The elected Tunisian prime minister, Mohammed Ghannouchi, is himself a product of the Ben Ali system and his perspective is not assumed to differ from that of his predecessors. The composition of the interim Tunisian government demonstrates the direction the regime has chosen. The new faces in the government are all members of the legal opposition.
At this stage, Ghannouchi did not bring into his government any Islamists, whose flagship party, the Tunisian Islamic Party, al-Nahda (Renaissance), has been outlawed. The exiled leader of al-Nahda, Rached Ghannouchi (no relation), announced that he wanted to join the unity government. Rached Ghannouchi has visited Tehran in recent years on a regular basis. He also carries a Sudanese passport, provided to him by the authorities in Khartoum at Iran's request.
Iran has maintained a presence in the Tunisian arena for years.

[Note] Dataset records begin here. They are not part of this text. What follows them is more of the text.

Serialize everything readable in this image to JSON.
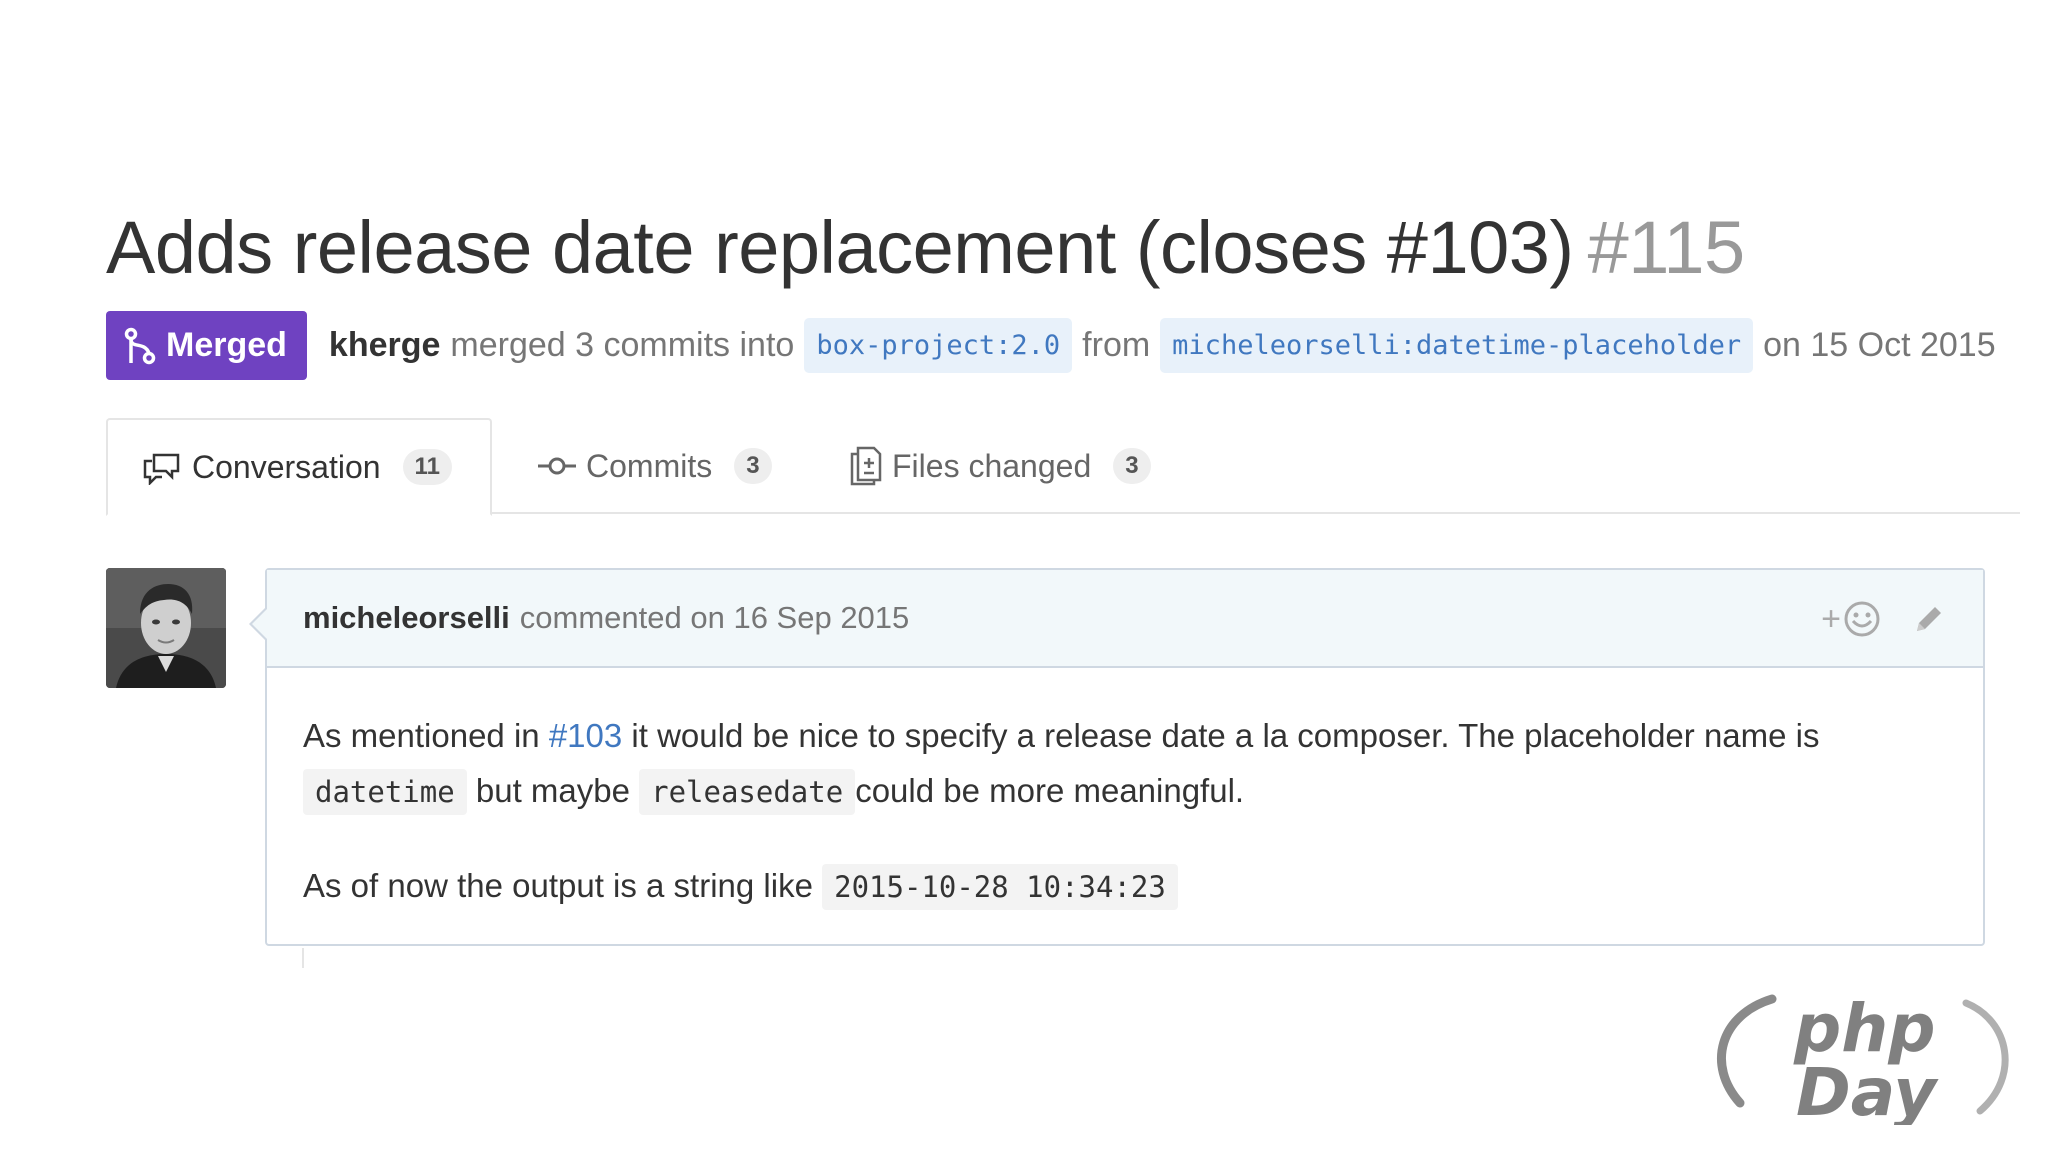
{
  "pull_request": {
    "title": "Adds release date replacement (closes #103)",
    "number": "#115",
    "state": "Merged",
    "merged_by": "kherge",
    "merge_text": "merged 3 commits into",
    "base_branch": "box-project:2.0",
    "from_text": "from",
    "head_branch": "micheleorselli:datetime-placeholder",
    "date_text": "on 15 Oct 2015"
  },
  "tabs": [
    {
      "label": "Conversation",
      "count": "11",
      "icon": "comment-discussion-icon"
    },
    {
      "label": "Commits",
      "count": "3",
      "icon": "git-commit-icon"
    },
    {
      "label": "Files changed",
      "count": "3",
      "icon": "diff-icon"
    }
  ],
  "comment": {
    "author": "micheleorselli",
    "meta": "commented on 16 Sep 2015",
    "reaction_label": "+",
    "p1_a": "As mentioned in",
    "p1_link": "#103",
    "p1_b": "it would be nice to specify a release date a la composer. The placeholder name is",
    "p1_code1": "datetime",
    "p1_c": "but maybe",
    "p1_code2": "releasedate",
    "p1_d": "could be more meaningful.",
    "p2_a": "As of now the output is a string like",
    "p2_code": "2015-10-28 10:34:23"
  },
  "logo": {
    "line1": "php",
    "line2": "Day"
  },
  "colors": {
    "merged": "#6f42c1",
    "link": "#4078c0",
    "branch_bg": "#e8f1fa",
    "header_bg": "#f2f8fa"
  }
}
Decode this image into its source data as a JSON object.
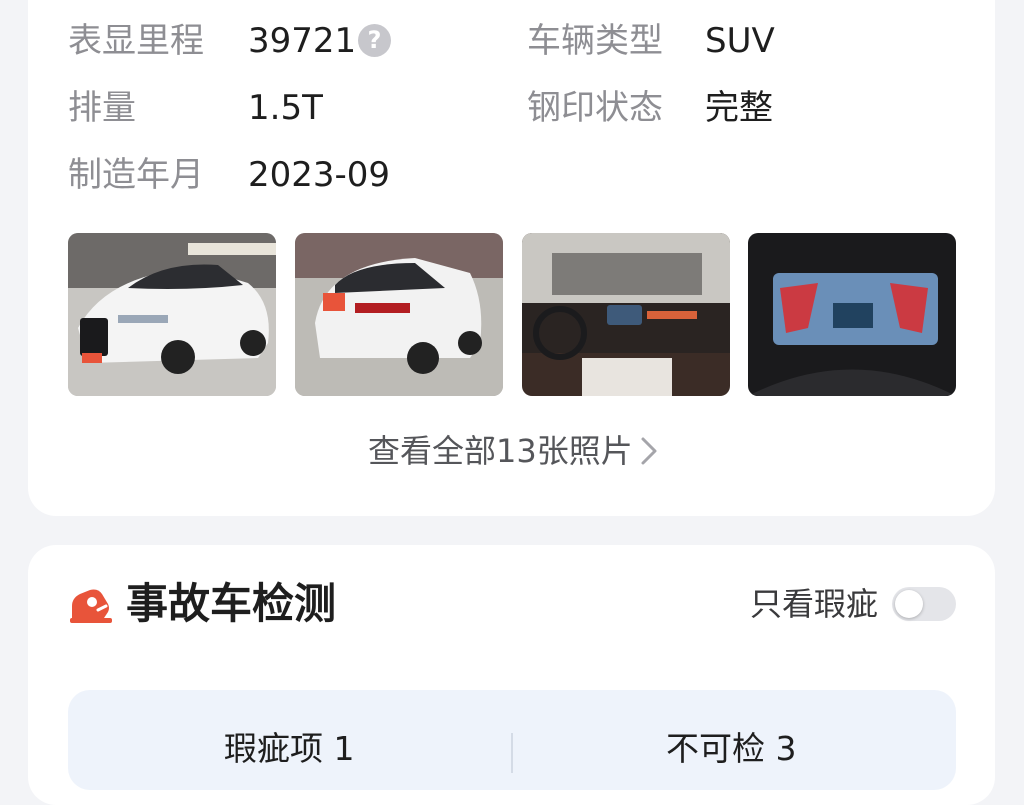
{
  "vehicle_info": {
    "mileage": {
      "label": "表显里程",
      "value": "39721"
    },
    "vehicle_type": {
      "label": "车辆类型",
      "value": "SUV"
    },
    "displacement": {
      "label": "排量",
      "value": "1.5T"
    },
    "stamp_status": {
      "label": "钢印状态",
      "value": "完整"
    },
    "manufacture_date": {
      "label": "制造年月",
      "value": "2023-09"
    }
  },
  "photos": {
    "items": [
      {
        "icon": "car-front-photo"
      },
      {
        "icon": "car-rear-photo"
      },
      {
        "icon": "car-interior-photo"
      },
      {
        "icon": "car-dashboard-photo"
      }
    ],
    "view_all_label": "查看全部13张照片"
  },
  "accident_check": {
    "title": "事故车检测",
    "icon": "car-crash-icon",
    "flaw_only_label": "只看瑕疵",
    "flaw_only_enabled": false,
    "stats": [
      {
        "label": "瑕疵项 1"
      },
      {
        "label": "不可检 3"
      }
    ]
  },
  "colors": {
    "accent": "#e8543a",
    "label": "#8e8e93",
    "card": "#ffffff",
    "background": "#f3f4f7"
  }
}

In 1987, documents found in the possession of an official of the Iranian Embassy arrested on the border between France and Switzerland testified to the ties that Iran maintains with Tunisian fundamentalists. As a result, Tunisia expelled Ahmad Kan'ani, the Iranian charge d'affaires in Tunis. That same year, a Tunisian named Lutfi, who had been recruited by Iran and underwent training there prior to joining a local network in Tunisia, unveiled to French police precise information regarding Iran's subversive activity in Tunisia.
Many Tunisians have joined the ranks of Islamic extremists in Algeria and Afghanistan, and trained in camps in Pakistan before they returned to North Africa or were dispatched to Europe. Since 2008 Tunisia has become a target for Islamic terrorists. WikiLeaks documents revealed that the Americans were particularly concerned that a group which penetrated from Algeria had managed to recruit over 30 local activists in less than six weeks.